“No, certainly, good Heinz; yet I would fain know by what tokens thou knewest his death.”
“Ah! Sir Friedel; when you have seen a stricken field or two, you will not ask how I know death from life.”
“Is a swoon so utterly unlike death?”
“I say not but that an inexperienced youth might be mistaken,” said Heinz; “but for one who had learned the bloody trade, it were impossible. Why ask, sir?”
“Because,” said Friedel, low and mysteriously—“my brother would not have my mother know it, but—Count Schlangenwald demanded whether we could prove my father’s death.”
“Prove! He could not choose but die with three such wounds, as the old ruffian knows. I shall bless the day, Sir Friedmund, when I see you or your brother give back those strokes! A heavy reckoning be his.”
“We all deem that line only meant to cross our designs,” said Friedel. “Yet, Heinz, I would I knew how to find out what passed when thou wast gone. Is there no servant at the inn—no retainer of Schlangenwald that aught could be learnt from?”
“By St. Gertrude,” roughly answered the Schneiderlein, “if you cannot be satisfied with the oath of a man like me, who would have given his life to save your father, I know not what will please you.”
Friedel, with his wonted good-nature, set himself to pacify the warrior with assurances of his trust; yet while Ebbo plunged more eagerly into plans for the bridge-building, Friedel drew more and more into his old world of musings; and many a summer afternoon was spent by him at the Ptarmigan’s Mere, in deep communings with himself, as one revolving a purpose.

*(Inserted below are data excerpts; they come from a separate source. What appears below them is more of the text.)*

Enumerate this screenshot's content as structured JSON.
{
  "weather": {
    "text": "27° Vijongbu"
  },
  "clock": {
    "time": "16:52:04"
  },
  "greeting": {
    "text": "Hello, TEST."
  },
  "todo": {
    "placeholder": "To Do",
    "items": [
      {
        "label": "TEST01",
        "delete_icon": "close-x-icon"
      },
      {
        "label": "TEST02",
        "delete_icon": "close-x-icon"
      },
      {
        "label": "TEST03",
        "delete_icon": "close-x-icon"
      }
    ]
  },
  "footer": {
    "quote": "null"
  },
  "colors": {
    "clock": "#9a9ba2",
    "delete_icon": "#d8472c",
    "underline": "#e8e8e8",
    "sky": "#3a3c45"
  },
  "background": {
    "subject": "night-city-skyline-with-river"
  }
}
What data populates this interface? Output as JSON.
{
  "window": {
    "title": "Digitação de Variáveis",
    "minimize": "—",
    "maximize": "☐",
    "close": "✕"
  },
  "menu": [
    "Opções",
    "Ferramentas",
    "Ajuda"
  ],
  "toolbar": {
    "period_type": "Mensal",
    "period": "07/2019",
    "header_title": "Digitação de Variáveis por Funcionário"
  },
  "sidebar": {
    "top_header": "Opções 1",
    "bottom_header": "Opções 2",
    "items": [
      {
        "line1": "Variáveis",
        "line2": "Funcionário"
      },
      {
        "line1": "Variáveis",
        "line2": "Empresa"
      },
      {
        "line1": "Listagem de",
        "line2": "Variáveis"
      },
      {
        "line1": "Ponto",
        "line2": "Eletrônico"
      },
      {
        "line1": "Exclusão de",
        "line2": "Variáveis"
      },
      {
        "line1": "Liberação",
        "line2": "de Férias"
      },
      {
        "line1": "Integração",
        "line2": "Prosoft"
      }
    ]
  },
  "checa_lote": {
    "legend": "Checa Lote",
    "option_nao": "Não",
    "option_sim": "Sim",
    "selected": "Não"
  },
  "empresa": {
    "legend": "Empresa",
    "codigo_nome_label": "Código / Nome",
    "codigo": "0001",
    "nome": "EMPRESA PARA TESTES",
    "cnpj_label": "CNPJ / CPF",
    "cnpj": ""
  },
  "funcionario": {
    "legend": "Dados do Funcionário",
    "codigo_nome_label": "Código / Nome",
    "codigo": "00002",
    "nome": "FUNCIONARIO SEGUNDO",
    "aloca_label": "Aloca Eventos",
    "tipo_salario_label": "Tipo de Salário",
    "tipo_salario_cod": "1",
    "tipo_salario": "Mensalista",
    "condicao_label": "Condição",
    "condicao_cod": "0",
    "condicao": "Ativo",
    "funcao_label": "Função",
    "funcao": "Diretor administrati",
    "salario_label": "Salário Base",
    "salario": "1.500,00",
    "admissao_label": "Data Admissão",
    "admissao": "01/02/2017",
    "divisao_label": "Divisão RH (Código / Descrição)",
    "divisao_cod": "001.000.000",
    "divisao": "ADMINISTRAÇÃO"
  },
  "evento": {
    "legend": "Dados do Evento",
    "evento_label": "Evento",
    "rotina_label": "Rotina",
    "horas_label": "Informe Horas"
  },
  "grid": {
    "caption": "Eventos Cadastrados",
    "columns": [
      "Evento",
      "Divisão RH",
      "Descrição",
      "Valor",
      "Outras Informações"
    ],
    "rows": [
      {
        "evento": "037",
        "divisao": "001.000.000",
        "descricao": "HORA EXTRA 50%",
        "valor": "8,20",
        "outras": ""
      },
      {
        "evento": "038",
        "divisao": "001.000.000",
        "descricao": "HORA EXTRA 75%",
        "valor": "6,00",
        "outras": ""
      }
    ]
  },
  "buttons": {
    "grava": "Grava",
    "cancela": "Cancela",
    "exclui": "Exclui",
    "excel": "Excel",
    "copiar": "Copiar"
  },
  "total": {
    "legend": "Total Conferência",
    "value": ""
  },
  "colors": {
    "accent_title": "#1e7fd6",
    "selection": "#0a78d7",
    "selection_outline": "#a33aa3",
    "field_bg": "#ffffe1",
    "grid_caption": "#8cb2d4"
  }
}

Christina could not but observe, with a strange sense of foreboding, that, while one son was more than ever in the lonely mountain heights, the other was far more at the base. Master Moritz Schleiermacher was a constant guest at the castle, and Ebbo was much taken up with his companionship. He was a strong, shrewd man, still young, but with much experience, and he knew how to adapt himself to intercourse with the proud nobility, preserving an independent bearing, while avoiding all that haughtiness could take umbrage at; and thus he was acquiring a greater influence over Ebbo than was perceived by any save the watchful mother, who began to fear lest her son was acquiring an infusion of worldly wisdom and eagerness for gain that would indeed be a severance between him and his brother.